Dans le sas de l'écluse elliptique de Gardouch, un long bâtiment sombre attendait que le niveau de l'eau descendît pour poursuivre son voyage vers Toulouse après avoir franchi la voûte arrondie du pont de pierre paré de briquettes rosées. La péniche d'un gabarit Freycinet, le ventre gonflé de ciments du Bas-Rhône, continuerait alors sa course en aval au rythme lent des eaux sombres du canal. En attendant, des ventaux, s'échappaient deux cascades bruyantes.


Après la révélation de Fernand, Gabriel et Germain avaient pris la moto et s'étaient mis à chercher une péniche bien particulière entre Ayguesvives et Montferrand. André, l'éclusier ami de Fernand, lui avait en effet expliqué qu'un jeune couple dont la fille était de Penens ou de Florac cherchaient à tout pris à embarquer vers Sète. Ils avaient proposé à tous les bateliers de travailler à bord contre un voyage vers la mer. Un aller, pas de retour...


Quand, à la Borde Perdue, Fernand avait raconté cette histoire, Gabriel avait sursauté :


— C'est elle, c'est sûr ! Elle a toujours rêvé de voir la mer !


Hélène en avait entendu parler, en avait vu quelques photos mais au moment où elle était écolière durant la guerre, aucune sortie scolaire n'avait jamais été organisée. Elle ne savait pas très bien ce qu'était la mer mais avait toujours caressé l'espoir de la voir un jour.

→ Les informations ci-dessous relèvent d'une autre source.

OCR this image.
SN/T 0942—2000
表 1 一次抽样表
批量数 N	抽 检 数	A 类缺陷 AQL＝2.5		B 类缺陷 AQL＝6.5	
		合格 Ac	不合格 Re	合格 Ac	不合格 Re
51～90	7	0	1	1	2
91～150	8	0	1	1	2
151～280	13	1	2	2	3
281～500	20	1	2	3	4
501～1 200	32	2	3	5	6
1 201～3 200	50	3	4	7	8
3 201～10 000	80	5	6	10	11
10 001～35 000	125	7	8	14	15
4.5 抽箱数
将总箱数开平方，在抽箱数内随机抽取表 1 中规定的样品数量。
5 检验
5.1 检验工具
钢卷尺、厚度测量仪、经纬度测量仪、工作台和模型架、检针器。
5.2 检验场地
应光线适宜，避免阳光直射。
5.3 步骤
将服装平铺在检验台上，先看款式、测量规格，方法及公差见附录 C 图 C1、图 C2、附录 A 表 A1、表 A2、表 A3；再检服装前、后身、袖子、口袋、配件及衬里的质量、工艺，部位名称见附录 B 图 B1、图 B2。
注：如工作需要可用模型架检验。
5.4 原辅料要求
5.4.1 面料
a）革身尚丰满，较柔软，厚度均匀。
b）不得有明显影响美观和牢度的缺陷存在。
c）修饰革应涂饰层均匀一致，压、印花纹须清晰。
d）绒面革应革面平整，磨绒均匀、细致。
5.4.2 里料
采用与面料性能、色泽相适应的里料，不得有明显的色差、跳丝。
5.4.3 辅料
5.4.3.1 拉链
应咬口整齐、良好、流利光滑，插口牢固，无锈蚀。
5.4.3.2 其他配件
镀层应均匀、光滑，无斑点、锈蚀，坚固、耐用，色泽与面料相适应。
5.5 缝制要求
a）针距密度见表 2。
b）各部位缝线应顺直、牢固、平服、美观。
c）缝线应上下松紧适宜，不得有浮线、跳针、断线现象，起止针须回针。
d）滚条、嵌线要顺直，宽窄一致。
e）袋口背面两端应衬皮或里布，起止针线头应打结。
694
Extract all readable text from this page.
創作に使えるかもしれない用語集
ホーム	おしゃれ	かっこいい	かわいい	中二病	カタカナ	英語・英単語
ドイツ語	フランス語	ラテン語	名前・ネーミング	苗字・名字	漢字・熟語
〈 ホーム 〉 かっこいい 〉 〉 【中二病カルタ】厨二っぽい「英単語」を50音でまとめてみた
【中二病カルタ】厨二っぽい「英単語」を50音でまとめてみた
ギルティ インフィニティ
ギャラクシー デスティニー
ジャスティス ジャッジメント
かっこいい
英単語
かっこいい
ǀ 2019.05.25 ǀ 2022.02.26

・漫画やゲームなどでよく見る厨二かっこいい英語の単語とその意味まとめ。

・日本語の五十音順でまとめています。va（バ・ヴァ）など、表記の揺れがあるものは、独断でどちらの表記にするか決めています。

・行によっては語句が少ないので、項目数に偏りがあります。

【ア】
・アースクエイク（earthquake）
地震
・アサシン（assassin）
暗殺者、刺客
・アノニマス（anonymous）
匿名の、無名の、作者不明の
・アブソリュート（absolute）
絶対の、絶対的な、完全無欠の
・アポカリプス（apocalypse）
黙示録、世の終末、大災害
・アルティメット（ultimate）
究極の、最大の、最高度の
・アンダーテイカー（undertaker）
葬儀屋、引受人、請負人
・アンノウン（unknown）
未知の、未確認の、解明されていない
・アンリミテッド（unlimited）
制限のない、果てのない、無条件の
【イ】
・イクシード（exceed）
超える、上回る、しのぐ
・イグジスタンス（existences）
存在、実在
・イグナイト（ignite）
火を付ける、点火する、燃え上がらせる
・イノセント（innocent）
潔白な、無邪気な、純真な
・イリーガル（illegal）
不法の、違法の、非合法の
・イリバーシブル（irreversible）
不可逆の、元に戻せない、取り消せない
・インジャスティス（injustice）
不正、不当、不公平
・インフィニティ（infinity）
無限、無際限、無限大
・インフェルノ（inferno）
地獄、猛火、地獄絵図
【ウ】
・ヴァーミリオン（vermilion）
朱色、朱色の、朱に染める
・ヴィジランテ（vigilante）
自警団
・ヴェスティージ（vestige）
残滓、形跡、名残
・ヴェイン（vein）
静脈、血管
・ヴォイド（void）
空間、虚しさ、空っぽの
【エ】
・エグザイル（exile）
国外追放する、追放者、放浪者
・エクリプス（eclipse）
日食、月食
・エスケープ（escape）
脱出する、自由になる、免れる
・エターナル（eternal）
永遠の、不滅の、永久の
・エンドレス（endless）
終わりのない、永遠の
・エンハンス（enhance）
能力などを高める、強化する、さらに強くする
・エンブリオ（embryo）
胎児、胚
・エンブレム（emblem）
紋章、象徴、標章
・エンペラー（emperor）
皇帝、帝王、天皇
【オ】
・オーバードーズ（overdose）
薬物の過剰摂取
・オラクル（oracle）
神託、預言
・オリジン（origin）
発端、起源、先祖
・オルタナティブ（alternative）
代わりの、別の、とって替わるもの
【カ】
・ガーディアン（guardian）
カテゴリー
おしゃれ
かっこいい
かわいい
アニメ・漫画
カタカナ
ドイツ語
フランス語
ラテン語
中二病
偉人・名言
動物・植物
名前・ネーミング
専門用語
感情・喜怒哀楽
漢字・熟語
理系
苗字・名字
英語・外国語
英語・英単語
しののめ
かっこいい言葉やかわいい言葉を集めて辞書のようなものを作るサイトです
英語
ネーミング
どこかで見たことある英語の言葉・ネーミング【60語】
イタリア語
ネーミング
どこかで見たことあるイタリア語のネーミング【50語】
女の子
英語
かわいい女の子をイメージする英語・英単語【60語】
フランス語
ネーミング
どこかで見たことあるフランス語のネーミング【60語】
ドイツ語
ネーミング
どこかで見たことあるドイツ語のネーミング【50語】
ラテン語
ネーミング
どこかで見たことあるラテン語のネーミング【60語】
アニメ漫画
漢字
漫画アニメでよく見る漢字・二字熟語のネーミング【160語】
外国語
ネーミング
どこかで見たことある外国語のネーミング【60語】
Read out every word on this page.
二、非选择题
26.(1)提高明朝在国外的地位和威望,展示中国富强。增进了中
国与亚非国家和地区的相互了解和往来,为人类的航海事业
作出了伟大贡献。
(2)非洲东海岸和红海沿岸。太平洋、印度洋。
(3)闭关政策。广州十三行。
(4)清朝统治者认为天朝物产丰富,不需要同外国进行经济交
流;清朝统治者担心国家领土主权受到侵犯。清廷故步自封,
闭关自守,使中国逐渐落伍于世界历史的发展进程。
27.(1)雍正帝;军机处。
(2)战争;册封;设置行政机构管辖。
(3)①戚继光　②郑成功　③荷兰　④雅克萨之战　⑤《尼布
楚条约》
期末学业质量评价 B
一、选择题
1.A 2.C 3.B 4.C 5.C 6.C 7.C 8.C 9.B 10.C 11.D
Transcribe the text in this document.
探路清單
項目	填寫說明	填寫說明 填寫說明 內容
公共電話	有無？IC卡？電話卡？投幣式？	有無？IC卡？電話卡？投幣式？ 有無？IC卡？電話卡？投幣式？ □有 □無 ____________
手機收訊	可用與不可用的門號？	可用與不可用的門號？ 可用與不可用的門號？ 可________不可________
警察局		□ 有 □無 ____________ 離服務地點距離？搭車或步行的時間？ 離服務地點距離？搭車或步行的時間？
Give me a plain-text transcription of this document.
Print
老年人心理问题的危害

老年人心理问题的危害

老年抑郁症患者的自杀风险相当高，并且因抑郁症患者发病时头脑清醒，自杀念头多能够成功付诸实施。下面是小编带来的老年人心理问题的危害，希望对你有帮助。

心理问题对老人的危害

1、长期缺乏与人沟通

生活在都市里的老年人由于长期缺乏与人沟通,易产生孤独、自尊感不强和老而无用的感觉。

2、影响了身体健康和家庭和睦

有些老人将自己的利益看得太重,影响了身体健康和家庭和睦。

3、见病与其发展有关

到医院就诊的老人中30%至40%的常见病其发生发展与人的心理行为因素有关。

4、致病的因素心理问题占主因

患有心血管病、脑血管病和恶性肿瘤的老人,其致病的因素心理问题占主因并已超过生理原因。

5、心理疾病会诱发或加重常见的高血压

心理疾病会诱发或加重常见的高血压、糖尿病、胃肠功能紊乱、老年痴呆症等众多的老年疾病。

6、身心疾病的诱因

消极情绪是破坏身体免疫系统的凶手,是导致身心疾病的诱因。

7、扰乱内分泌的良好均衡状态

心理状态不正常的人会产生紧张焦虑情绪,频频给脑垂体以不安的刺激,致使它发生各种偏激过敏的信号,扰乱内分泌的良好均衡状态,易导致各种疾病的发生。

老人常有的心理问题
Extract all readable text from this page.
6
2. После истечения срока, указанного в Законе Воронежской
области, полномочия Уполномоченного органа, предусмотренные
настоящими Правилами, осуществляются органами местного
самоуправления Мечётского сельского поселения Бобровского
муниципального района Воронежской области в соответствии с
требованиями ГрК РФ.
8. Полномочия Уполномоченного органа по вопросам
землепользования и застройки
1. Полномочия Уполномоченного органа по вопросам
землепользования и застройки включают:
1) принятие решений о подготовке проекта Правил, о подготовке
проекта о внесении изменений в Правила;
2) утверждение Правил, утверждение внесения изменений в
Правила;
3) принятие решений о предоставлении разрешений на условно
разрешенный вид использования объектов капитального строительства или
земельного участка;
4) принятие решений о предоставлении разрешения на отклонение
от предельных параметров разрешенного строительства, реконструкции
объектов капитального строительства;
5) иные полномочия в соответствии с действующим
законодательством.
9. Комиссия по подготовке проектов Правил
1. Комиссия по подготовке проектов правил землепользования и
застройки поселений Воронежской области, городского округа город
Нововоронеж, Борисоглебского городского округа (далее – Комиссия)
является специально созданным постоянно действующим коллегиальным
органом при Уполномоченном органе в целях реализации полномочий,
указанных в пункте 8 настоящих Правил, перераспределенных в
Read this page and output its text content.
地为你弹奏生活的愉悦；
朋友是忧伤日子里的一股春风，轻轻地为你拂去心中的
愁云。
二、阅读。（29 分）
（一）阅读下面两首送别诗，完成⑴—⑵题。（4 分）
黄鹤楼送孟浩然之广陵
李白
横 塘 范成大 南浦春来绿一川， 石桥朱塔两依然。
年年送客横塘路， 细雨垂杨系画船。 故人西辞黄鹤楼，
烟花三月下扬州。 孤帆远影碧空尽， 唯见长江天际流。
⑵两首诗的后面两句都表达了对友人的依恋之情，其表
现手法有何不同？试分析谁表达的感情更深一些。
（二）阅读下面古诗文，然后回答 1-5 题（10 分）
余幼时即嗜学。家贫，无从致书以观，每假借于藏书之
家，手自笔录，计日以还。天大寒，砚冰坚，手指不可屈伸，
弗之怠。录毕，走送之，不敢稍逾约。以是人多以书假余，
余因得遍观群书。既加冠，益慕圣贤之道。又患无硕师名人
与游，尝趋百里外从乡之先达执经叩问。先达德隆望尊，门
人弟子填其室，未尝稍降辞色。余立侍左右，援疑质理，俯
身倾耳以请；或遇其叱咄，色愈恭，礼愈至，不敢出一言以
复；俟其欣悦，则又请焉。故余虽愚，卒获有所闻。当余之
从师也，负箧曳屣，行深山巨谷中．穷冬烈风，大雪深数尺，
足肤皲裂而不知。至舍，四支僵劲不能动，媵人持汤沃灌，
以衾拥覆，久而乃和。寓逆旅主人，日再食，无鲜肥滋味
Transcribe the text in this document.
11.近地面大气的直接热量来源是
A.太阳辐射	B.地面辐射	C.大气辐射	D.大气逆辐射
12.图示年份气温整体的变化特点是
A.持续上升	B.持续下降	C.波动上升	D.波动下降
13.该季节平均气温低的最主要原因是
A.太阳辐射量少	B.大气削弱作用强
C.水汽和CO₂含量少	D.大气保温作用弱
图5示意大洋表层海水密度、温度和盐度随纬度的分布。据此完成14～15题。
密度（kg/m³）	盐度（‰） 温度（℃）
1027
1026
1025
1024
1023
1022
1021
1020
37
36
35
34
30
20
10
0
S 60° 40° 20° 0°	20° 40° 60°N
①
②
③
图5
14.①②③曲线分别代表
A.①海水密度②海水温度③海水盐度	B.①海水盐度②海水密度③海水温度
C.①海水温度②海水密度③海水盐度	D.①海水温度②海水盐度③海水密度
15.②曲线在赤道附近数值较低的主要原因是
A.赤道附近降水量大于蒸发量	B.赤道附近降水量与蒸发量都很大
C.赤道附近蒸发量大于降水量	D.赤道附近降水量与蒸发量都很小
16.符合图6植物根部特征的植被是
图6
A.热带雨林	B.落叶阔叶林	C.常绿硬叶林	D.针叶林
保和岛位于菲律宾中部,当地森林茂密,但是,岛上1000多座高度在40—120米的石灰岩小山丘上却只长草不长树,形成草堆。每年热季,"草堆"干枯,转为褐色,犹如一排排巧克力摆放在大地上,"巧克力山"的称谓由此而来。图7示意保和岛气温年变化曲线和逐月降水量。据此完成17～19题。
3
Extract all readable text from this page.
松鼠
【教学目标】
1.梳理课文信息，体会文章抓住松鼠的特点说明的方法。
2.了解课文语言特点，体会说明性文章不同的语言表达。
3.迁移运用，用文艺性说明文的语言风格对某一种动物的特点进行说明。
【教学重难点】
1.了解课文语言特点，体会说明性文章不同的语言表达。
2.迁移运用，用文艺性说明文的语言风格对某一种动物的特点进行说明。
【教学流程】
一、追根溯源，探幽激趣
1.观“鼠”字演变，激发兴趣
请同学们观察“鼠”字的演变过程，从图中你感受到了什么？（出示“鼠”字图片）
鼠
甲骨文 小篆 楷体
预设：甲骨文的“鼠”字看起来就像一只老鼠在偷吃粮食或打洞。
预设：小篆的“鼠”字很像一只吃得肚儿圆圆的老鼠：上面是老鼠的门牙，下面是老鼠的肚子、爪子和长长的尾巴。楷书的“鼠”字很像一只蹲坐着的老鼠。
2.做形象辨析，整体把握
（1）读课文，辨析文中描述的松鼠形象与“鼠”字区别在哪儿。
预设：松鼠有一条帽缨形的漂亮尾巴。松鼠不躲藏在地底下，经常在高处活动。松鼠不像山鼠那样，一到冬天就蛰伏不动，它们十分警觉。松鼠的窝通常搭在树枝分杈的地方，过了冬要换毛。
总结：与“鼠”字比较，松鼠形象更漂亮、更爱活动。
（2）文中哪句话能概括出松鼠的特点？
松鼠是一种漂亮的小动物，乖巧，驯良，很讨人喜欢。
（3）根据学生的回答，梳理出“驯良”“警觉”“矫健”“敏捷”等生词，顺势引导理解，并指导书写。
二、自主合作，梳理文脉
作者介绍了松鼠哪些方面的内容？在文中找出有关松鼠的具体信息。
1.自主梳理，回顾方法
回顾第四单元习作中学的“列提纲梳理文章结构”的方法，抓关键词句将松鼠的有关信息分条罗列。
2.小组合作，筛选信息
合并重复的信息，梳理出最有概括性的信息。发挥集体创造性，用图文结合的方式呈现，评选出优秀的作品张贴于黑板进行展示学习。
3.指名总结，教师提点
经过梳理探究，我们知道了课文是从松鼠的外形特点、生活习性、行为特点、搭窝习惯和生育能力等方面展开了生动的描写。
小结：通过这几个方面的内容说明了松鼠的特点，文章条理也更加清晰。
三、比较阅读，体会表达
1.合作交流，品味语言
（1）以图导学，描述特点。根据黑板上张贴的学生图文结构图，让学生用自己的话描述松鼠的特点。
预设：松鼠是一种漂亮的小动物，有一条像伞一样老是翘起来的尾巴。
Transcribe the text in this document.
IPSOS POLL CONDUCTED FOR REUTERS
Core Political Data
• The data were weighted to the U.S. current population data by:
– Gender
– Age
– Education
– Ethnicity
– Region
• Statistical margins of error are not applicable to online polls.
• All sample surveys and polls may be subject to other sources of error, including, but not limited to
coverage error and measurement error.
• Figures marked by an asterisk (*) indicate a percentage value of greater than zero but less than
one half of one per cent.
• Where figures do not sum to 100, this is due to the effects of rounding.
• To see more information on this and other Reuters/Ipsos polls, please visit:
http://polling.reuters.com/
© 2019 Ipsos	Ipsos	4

— Un jour, nous irons ! avait toujours répondu Germain à sa fille mais avec les activités de la métairie, la difficulté à se déplacer et le peu d'argent dont il disposait, ce jour là n'était jamais advenu.


Aussi, ce couple qui voulait naviguer vers Sète, forcément...


Ils avaient eu du mal à trouver avait dit l'ami de Fernand. mais, à la faveur, de la défection de l'un de ses hommes et touché par les amoureux, un capitaine avait accepté le marché. Ils seraient logés, étroitement certes, nourris contre une aide aux matelots sur la péniche et au passage des écluses.


Le bateau à retrouver était un céréalier, une péniche baptisée du prénom de la fille de son propriétaire, Gisèle. Il stationnait là deux jours avant de poursuivre le fret.

Gabriel et Germain avaient cherché un long moment croisant quelques pinardiers, pétroliers et puis soudain, la longue silhouette noire leur était apparue, à quai, à l'entrée du bief qui s'étirait de Gardouch à Renneville.


Stoppant net la moto, ils avaient fait signe à l'un des hommes avant de monter à bord. Le capitaine leur confirma la situation. Il avait donné rendez-vous aux amoureux le lendemain, de très bonne heure, pour larguer les amarres.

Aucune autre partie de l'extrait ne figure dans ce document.